Robert Blumen:
“Financing is not funding. Finance is a means of keeping track of who has agreed to fund what, through contractual arrangements known as bonds, notes and equity shares. While promises can be multiplied without limit, the ability to keep them is finite. A financial promise can be cancelled with other financial promises, but at the end of the line, if real goods are to be produced, then a real means of funding must be provided. The creation of more finance (promises) can never replace the creation of more real means of funding.
…The lodestar of inflationism is the search for a way to create more real funding out of paper. Antal Fekete's attempt to resurrect the Real Bills Doctrine is one such proposal.

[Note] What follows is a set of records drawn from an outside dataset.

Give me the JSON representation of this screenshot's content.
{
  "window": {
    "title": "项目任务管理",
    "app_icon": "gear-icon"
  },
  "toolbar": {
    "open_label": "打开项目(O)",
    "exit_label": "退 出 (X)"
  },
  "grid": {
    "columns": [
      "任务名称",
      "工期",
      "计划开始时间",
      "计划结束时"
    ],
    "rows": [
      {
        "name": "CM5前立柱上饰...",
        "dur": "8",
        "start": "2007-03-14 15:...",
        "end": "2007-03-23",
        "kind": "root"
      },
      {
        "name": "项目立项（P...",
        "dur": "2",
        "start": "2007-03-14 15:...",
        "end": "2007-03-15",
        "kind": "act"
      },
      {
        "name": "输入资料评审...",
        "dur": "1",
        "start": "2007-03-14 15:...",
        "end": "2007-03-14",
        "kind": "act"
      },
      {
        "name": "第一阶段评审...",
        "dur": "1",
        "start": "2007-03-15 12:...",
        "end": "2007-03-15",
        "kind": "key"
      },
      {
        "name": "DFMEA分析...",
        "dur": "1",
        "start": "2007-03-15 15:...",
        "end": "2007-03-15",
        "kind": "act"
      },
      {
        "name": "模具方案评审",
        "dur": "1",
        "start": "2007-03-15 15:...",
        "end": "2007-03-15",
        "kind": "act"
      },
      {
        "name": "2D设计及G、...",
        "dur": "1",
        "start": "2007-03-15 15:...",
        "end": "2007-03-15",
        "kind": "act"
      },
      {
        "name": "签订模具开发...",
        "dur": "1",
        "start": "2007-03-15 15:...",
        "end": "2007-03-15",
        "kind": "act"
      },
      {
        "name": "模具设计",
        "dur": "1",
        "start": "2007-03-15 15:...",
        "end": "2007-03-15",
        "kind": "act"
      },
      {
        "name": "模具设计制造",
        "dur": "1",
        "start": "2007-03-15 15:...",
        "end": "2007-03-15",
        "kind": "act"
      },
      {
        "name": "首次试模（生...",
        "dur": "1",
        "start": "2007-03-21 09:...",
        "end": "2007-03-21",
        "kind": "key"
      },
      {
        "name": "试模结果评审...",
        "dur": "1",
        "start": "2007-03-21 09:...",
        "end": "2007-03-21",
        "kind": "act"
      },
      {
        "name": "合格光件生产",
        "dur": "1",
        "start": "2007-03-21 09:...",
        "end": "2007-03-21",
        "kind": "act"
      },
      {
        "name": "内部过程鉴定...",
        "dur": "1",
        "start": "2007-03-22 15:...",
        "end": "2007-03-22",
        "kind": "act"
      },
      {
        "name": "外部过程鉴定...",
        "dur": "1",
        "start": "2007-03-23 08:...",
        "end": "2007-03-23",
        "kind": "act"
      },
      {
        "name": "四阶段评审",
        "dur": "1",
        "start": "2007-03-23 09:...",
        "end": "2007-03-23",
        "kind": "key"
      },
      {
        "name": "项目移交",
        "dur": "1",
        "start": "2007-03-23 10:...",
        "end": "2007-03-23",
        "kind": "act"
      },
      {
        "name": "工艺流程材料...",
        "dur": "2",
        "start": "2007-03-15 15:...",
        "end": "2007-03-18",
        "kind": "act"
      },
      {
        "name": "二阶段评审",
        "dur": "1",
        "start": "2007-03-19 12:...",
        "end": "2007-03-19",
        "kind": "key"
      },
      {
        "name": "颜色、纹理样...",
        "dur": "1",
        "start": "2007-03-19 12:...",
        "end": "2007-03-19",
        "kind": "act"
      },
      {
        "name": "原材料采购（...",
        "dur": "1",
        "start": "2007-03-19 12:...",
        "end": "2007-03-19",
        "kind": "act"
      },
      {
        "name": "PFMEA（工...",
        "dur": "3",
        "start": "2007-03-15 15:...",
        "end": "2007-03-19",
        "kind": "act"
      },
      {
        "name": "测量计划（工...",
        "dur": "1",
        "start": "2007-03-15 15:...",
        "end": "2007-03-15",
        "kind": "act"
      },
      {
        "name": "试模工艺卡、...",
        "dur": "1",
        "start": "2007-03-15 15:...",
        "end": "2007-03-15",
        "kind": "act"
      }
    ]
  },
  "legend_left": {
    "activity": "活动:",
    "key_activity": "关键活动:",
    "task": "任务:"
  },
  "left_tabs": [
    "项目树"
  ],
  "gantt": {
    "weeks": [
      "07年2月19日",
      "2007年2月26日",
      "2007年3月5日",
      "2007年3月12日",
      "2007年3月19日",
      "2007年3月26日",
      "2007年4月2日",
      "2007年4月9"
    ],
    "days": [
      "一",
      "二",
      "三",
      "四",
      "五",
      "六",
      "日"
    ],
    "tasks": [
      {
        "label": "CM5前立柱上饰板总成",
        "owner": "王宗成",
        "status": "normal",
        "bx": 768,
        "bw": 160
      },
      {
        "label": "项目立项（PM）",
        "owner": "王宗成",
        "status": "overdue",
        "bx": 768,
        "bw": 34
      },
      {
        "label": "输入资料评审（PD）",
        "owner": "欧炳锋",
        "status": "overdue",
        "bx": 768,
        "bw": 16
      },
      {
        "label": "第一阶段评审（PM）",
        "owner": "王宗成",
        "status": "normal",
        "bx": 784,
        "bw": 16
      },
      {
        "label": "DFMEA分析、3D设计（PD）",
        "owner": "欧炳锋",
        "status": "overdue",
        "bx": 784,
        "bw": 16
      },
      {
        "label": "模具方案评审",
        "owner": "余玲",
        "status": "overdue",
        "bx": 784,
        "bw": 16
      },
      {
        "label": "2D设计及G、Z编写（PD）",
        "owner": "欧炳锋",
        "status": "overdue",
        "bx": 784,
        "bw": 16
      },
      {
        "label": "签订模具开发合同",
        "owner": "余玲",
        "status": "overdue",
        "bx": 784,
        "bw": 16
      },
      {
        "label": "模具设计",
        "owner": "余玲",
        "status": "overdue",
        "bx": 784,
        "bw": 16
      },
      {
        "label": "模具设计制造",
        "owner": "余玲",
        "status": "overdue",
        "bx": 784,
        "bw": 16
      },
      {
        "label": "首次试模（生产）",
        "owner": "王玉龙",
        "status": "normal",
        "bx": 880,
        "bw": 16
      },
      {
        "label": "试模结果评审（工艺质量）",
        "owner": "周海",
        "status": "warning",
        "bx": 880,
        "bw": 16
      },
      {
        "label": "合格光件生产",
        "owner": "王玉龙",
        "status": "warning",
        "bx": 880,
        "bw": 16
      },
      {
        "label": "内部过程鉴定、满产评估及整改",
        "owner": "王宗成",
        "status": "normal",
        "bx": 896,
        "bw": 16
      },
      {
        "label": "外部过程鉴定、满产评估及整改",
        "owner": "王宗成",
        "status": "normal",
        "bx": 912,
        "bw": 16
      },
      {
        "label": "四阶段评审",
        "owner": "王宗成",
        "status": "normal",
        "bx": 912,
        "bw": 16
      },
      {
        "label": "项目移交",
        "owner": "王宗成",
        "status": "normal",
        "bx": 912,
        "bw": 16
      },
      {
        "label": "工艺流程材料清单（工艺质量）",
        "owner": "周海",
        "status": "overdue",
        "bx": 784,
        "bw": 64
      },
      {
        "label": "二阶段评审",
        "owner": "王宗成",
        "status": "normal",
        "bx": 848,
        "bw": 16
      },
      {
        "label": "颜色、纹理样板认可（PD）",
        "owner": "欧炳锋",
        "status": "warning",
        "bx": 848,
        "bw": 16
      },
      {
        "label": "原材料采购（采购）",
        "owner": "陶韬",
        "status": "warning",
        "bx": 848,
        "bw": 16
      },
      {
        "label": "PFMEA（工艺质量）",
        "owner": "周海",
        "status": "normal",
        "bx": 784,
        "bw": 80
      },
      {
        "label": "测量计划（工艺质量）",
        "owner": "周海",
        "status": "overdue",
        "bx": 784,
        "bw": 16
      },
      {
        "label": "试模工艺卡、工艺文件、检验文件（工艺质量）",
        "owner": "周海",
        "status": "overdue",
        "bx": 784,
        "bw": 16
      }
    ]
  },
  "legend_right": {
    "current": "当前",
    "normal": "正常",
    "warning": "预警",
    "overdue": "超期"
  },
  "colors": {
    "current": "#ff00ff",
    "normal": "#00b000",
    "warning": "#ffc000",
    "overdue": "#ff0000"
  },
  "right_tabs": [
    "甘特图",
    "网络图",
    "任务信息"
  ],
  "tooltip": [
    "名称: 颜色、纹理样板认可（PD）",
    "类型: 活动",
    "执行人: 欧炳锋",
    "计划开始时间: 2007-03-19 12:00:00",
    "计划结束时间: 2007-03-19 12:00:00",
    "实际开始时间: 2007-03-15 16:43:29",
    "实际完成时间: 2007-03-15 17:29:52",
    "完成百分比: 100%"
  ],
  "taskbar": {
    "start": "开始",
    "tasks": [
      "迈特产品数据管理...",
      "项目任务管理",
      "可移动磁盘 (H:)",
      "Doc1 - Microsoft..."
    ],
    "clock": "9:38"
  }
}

…The root of the error in Fekete’s doctrine is the confusion between finance and funding. Real Bills do not fund anything. The result of monetizing more bills is merely an increased quantity of paper claims to the same pool of funding.
…According to Fekete’s scheme, banks should monetize his beloved Bills. To monetize a bill means that a bank purchases the bill with new money substitutes that it creates out of nothing. (If the bank purchased the bill using its own capital or funds that had been loaned to the bank for investment purposes, then no monetization would occur).
…When a bank monetizes an asset, they have created purchasing power for the bank out of nothing. The problem with the monetization of debt (bills or otherwise) is that the bank is able to make withdrawals from the subsistence fund with its new money without having made any prior deposits to the subsistence fund. The creation of credit without savings represents unfunded consumption, an “exchange of nothing for something”.
…The fundamental question under investigation has always been the same: can the creation of additional paper instruments contribute to the production of more wealth? The answer must always and for all time be no, at least not until the day that paper promises can transmute themselves into real goods.”